Purchase consideration

     398,410   

Net assets acquired, excluding intangible assets and the related deferred tax liabilities

     (95,961

Intangible assets, net

     249,452   

Deferred tax liabilities, non-current

     (67,945

Pre-existing equity interests

     (91,677

Noncontrolling interests

     (150,000

Goodwill

     554,541   

Goodwill, which is not tax deductible, is primarily attributable to the synergies expected to be achieved from the acquisitions.

Business Combinations in 2013:

Acquisition of 91 Wireless

On October 1, 2013, the Company acquired 100% of the outstanding ordinary shares of 91 Wireless Websoft Limited (“91 Wireless”), a leading Chinese mobile application marketplaces and mobile games operator, with which the Company expected to enhance its ability and market share in the mobile online marketing business. The results of 91 Wireless’s operations have been included in the Company’s consolidated financial statements since October 1, 2013.

Among the total purchase consideration, US$1.83 billion was paid upon the consummation of the acquisition and US$10.00 million was deposited in an escrow account in case of any breach of the representations and warranties made upon the acquisition or indemnifiable loss incurred, if any, such as claims, damages or penalties.
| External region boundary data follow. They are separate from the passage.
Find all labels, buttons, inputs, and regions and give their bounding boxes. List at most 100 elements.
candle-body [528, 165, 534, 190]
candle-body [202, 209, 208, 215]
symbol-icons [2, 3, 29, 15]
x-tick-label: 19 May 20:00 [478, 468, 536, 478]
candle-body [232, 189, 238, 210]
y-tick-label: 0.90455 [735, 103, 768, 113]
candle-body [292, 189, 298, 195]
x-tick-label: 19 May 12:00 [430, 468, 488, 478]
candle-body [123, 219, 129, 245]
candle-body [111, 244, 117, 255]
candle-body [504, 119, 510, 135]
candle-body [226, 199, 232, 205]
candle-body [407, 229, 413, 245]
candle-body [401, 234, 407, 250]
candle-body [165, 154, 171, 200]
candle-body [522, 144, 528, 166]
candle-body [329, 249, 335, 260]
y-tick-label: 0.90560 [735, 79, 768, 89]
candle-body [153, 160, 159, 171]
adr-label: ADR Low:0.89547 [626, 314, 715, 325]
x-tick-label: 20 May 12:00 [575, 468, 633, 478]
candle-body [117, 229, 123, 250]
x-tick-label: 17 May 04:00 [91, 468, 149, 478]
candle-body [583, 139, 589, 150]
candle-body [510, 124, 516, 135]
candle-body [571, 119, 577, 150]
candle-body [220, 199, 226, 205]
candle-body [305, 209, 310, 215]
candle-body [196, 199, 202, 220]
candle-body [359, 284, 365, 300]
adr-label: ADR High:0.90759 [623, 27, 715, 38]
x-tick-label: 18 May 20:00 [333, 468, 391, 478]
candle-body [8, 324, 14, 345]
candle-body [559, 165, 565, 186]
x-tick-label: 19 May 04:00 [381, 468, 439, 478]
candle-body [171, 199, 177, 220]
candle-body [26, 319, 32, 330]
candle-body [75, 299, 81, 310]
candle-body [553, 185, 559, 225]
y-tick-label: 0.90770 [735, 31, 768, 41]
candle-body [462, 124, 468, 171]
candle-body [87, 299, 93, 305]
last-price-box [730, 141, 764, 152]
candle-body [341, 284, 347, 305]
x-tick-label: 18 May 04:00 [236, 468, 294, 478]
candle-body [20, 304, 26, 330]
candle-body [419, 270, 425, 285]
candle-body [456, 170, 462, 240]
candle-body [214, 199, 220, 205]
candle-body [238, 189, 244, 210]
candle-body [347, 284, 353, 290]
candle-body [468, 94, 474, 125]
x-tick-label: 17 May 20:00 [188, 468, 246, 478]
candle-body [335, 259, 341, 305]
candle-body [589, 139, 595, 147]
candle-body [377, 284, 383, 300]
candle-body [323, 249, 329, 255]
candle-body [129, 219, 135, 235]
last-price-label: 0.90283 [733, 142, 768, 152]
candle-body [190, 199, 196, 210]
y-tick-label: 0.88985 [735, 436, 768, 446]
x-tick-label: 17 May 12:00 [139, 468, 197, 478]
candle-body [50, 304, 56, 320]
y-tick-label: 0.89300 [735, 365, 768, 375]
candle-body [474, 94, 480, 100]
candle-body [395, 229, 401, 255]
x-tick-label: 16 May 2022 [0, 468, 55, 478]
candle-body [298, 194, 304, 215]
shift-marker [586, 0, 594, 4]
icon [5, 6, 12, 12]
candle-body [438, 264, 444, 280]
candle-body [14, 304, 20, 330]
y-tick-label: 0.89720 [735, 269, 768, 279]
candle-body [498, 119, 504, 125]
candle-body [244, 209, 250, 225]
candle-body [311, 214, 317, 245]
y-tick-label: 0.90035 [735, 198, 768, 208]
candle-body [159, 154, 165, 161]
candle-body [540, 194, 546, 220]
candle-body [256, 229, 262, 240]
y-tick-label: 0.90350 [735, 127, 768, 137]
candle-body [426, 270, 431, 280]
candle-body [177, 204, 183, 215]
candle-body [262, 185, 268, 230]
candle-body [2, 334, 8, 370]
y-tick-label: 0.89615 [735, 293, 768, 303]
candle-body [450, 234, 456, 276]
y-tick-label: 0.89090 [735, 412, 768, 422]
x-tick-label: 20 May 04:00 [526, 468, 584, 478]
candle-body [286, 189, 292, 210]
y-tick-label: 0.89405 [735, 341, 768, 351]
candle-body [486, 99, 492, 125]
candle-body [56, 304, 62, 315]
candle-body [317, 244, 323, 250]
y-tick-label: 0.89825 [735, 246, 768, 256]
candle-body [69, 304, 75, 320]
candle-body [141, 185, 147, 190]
The escrowed amount will be released and transferred to the original shareholders after a period of 18 months from the acquisition date. The remaining of the consideration represented the settlement of the pre-existing relationships between the Company and 91 Wireless, which was insignificant.

The Company has completed the valuations necessary to assess the fair values of the tangible and intangible assets acquired and liabilities assumed, resulting from which the amount of goodwill was determined and recognized as of the acquisition date. The following table summarizes the estimated fair values of the assets acquired and liabilities assumed as of October 1, 2013, the date of acquisition:

 

     RMB  
     (In thousands)  

Purchase consideration

     11,196,235   

Net assets acquired, excluding intangible assets and the related deferred tax liabilities

     483,341   

Intangible assets, net

     1,146,300   

Deferred tax liabilities, non-current

     (278,346

Goodwill

     9,844,940   

Goodwill, which is not tax deductible, is primarily attributable to synergies expected to be achieved from the acquisition. The synergies are mainly attributable to the enhancement of the Company’s leading position on the rapidly emerging mobile area, especially the distribution of applications for mobile devices, which could better promote the Company’s products, reduce costs and expenses by sharing the infrastructure, distribution channel and common research and development results, and further foster an ecosystem with better user experience for mobile products, stronger user loyalty, and greater value for both customers and developers that enhance the Company’s monetization ability on the emerging mobile markets.

Other acquisitions

The Company also completed other business combinations during 2013, which the Company expected to complement its existing businesses and achieve significant synergies. The results of the acquired entities’ operations have been included in the Company’s consolidated financial statements since their respective dates of acquisition.

The Company completed the valuations necessary to assess the fair values of the tangible and intangible assets acquired and liabilities assumed and the fair value of noncontrolling interests, resulting from which the amount of goodwill was determined and recognized as of the respective acquisition dates. The following table summarizes the estimated aggregate fair values of the assets acquired, liabilities assumed and the noncontrolling interests as of the respective dates of acquisition:

 

     RMB  
     (In thousands)  

Purchase consideration

     3,865,378   

Net assets acquired, excluding intangible assets and the related deferred tax liabilities

     467,159   

Intangible assets, net

     796,415   

Deferred tax liabilities, non-current

     (112,233

Noncontrolling interests

     (427,813

Goodwill

     3,141,850   

Goodwill, which is not tax deductible, is primarily attributable to the synergies expected to be achieved from the acquisitions.